Thin holiday liquidity helped exaggerate price moves in the derivatives venues. As a result, relatively small flows produced outsized reactions in prices. Therefore, analysts cautioned against interpreting short-term direction.

Some of the demand reportedly followed comments from Strategy founder Michael Saylor. He hinted overnight of possible further purchases of bitcoin. Historically such signals have been used in support of bids during periods of low liquidity.

This rally notwithstanding, overall participation remained subdued. Open interest across Bitcoin derivatives markets fell dramatically. Consequently, capital mostly remained on the sidelines waiting for better signals.

Following recent options expiry, market structure changed materially. Once upon a time, dealer placement helped to quell volatility. However, that dynamic changed rapidly after expiry passed.

Derivatives Positioning Signals Conditional Upside Risk Above $94,000

After Friday’s expiry, Bitcoin perpetual funding rates moved significantly high. On Deribit, funding went from being near-flat to above 30%. This shift suggests that dealers are now exposed to short gamma to rising prices.
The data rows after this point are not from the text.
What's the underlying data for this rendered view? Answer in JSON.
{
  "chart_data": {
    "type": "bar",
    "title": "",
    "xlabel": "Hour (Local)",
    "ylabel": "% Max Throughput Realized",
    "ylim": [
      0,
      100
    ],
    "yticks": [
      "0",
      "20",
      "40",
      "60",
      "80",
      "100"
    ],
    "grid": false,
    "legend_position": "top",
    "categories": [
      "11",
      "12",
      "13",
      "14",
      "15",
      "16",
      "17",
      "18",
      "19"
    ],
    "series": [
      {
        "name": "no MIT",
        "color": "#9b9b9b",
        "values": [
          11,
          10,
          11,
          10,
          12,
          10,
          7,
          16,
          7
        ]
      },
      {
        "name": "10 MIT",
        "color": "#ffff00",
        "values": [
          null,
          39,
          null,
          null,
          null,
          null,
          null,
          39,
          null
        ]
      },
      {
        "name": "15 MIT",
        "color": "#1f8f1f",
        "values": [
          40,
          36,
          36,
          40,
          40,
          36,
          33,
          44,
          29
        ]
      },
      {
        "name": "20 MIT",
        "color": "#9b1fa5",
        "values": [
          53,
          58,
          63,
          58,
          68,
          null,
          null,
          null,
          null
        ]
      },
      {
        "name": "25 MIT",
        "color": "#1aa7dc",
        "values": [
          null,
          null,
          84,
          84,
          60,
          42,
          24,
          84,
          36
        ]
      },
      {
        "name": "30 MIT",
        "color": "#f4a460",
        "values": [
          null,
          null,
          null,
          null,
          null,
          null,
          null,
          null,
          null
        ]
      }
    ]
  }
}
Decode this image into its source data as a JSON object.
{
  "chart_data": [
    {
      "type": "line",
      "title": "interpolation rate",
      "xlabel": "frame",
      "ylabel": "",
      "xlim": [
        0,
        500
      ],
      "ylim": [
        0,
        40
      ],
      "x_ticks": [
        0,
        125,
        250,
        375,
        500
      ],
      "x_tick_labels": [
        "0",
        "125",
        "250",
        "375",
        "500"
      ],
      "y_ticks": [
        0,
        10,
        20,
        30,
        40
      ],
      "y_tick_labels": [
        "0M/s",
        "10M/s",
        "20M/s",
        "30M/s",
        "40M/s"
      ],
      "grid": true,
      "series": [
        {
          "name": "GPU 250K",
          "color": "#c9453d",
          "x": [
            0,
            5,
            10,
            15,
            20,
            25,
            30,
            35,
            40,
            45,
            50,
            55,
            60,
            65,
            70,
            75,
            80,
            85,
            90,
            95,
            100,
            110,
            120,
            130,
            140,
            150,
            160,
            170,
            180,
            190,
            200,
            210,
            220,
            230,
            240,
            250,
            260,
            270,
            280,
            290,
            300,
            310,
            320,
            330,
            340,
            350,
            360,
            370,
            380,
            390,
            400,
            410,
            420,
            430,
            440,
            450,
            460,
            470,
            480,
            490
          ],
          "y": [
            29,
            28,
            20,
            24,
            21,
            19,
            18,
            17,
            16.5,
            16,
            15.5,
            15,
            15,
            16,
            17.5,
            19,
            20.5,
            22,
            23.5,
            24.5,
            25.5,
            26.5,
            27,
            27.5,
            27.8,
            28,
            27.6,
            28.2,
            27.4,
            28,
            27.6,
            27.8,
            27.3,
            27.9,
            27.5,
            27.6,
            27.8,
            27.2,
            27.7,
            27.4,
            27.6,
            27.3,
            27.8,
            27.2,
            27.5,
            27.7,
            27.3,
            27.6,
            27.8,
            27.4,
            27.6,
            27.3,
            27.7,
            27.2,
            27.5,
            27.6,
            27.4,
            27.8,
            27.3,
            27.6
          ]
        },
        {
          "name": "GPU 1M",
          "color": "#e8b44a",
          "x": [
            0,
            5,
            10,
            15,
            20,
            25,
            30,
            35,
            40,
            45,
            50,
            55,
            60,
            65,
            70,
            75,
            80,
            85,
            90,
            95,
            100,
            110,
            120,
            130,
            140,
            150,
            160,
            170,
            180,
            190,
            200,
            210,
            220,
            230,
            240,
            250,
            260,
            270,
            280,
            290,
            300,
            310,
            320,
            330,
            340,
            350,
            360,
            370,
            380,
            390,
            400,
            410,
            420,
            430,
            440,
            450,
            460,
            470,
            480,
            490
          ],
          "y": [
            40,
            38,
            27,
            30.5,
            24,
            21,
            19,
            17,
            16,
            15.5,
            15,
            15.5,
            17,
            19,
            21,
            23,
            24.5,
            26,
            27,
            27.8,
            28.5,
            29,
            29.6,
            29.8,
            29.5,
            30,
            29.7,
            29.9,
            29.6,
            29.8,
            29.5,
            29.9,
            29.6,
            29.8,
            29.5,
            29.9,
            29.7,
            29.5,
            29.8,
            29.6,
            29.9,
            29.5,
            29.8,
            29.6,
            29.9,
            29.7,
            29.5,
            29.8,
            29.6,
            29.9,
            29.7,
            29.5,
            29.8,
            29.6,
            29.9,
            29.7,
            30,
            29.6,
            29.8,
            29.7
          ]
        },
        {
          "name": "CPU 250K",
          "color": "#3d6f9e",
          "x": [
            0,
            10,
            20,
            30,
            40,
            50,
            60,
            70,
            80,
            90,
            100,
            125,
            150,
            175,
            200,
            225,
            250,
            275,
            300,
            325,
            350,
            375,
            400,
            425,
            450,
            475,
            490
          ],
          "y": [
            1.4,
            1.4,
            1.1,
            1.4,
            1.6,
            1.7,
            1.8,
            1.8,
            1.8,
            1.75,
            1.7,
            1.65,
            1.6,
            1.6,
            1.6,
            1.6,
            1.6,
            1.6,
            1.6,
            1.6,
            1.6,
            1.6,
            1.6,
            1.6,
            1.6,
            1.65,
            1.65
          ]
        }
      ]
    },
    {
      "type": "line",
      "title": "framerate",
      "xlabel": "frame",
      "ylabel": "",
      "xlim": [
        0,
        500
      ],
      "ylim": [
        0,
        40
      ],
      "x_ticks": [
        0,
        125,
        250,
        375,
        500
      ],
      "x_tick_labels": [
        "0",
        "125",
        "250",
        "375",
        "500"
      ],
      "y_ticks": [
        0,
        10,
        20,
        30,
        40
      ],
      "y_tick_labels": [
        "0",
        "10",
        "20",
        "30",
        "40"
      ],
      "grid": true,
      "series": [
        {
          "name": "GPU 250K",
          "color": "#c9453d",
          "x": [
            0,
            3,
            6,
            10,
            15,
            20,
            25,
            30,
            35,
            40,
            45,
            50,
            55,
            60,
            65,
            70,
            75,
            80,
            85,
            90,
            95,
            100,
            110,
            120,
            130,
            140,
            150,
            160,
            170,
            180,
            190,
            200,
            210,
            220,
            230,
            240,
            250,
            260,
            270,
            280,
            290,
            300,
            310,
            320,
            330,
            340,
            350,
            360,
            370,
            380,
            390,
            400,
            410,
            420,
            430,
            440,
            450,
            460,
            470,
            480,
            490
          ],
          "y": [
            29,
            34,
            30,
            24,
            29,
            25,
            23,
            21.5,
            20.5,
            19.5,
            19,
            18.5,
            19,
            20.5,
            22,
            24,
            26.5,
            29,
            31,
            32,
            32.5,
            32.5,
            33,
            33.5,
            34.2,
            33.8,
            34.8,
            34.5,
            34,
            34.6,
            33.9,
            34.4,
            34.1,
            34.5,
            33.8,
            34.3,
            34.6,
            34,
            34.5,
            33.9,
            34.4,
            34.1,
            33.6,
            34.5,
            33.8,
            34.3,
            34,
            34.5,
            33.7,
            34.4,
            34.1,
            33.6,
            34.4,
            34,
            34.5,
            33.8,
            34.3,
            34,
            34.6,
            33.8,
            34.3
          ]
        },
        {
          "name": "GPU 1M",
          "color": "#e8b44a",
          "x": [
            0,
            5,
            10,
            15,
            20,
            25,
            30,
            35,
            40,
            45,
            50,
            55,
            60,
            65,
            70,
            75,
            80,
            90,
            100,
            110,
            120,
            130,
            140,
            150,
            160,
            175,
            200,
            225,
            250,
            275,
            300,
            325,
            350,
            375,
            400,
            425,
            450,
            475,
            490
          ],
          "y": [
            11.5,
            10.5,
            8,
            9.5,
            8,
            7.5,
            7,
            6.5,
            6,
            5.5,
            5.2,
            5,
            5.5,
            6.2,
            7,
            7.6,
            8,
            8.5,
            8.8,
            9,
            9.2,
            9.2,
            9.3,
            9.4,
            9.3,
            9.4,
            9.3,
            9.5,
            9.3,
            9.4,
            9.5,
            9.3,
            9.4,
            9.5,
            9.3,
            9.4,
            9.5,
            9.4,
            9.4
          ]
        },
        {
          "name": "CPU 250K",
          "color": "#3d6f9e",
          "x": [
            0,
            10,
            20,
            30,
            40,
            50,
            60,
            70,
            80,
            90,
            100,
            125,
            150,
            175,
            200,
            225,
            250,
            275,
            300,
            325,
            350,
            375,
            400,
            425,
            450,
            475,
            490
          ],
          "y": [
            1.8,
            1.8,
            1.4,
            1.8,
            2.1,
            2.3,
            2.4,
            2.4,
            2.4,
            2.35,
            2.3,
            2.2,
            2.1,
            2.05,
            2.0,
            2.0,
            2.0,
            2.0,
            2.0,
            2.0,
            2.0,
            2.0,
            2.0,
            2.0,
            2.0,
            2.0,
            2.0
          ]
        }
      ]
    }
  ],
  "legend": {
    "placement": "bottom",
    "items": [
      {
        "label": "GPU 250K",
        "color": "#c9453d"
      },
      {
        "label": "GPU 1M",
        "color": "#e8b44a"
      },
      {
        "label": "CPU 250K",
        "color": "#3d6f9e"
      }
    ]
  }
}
When dealers are short gamma, rising prices are forced to hedge. Therefore, they necessarily will have to buy spot Bitcoin or near-dated call options. This process can add upward price momentum, at least temporarily.

Such dynamics appeared when Bitcoin briefly breached $90,000. In the course of that move, there was aggressive buying of perpetual contracts. Further, activity was higher in the BTC-2JAN26-94k call option.

Analysts called this a possible gamma feedback loop. If spot prices sustain above $94,000, hedging flows could intensify. As a result, the volatility on the upside may be fast-growing.

On the other hand, hedging pressures have been taken off. Notably, the December $85,000 put option was not rolled forward. This reduced the immediate downside protection demand.

However, conviction is still low in broader markets. Open interest dropped about 50% after expiry. Therefore, positioning appears lighter than it did earlier in the month.

Lower open interest indicates that traders had a lot less risk exposure. As such, directional confidence is still limited. Most participants are looking forward to better liquidity conditions.

With holiday schedules still suppressing volumes, price discovery is still impaired. Consequently, analysts expect more clarity once liquidity becomes normalized. Until then, the volatility may continue to be episodic.

Overall, the rally in Bitcoin is based on technical positioning rather than a general feeling of conviction. Spot demand gave support, while derivatives added to short-term moves. Ultimately, sustained trends probably depend on liquidity coming back to the global markets.